FY2019 EHE Supplements

The UCSF-Gladstone Center for AIDS Research (CFAR) announces the availability of supplemental funding to address the “Ending the HIV Epidemic: A Plan for America” (EtHE) initiative (Webcast here: http://www.croiwebcasts.org/console/player/41036?mediaType=slideVideo&). The UCSF Center for AIDS Prevention Studies (CAPS) is also eligible to submit supplements for this opportunity. Each center (both CFAR and CAPS) is eligible to submit three applications, for a total of 6 applications. NIH requires that CFAR and CAPS coordinate the selection of projects to prevent overlap. Therefore, we will be conducting a joint internal competition to determine which applications will go forward for submission to the NIH.
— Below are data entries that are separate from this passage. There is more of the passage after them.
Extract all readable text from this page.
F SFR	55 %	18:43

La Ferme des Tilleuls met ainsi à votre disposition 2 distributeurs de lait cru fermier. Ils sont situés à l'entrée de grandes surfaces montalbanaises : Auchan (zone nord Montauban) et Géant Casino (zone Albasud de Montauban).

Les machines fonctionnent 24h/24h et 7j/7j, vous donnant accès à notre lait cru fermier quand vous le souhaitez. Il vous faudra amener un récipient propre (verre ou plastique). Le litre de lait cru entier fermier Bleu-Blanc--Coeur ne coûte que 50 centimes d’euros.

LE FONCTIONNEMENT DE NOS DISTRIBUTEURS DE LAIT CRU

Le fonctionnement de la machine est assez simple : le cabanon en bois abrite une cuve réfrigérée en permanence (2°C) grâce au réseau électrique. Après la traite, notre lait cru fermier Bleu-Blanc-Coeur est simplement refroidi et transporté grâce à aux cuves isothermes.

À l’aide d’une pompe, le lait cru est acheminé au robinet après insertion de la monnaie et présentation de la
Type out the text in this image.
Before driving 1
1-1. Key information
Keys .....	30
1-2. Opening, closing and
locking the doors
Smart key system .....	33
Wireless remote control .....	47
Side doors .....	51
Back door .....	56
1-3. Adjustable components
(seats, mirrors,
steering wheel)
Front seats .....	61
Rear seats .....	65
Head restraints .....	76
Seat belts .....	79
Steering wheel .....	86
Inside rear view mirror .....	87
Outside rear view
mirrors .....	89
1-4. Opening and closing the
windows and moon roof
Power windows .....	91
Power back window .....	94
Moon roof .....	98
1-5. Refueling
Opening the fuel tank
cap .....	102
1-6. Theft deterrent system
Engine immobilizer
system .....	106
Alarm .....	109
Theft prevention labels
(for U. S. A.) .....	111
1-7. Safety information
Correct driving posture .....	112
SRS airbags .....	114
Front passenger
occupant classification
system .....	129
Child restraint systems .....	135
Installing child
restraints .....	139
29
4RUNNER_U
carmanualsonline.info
Proposed projects should be for the purpose of planning EtHE activities with your collaborating partners. It is anticipated CDC, HRSA and IHS programs/projects targeted toward the EtHE initiative will be funded in FY20. The CFAR/CAPS planning projects are for FY19 to begin discussions with local partners around potential FY20 projects. These planning projects may include feasibility studies, especially if collaborations have already been established and are ongoing, with the possibility that successful projects would lead into expanded implementation science studies next year.

The key aspects of this funding opportunity are:

  • Applications may be submitted for up to one year with maximum funding per application of up to $100,000 Direct Costs (subcontract indirect costs are allowed and are not included in the Direct Costs limit)
  • Applications must include collaborating partners as described in the announcement
  • Projects must address one or more of the four key pillars: Diagnose, Treat, Protect, and Respond
  • Projects that are a continuation of previously funded CFAR/CAPS supplements or funded NIH applications that do not address new specific aims are not eligible for funding under this announcement
  • The earliest anticipated start date is July 08, 2019 but may be delayed due to administrative issues
  • No NIH-defined clinical trials are allowed. If an intervention is planned, the study must evaluate feasibility only.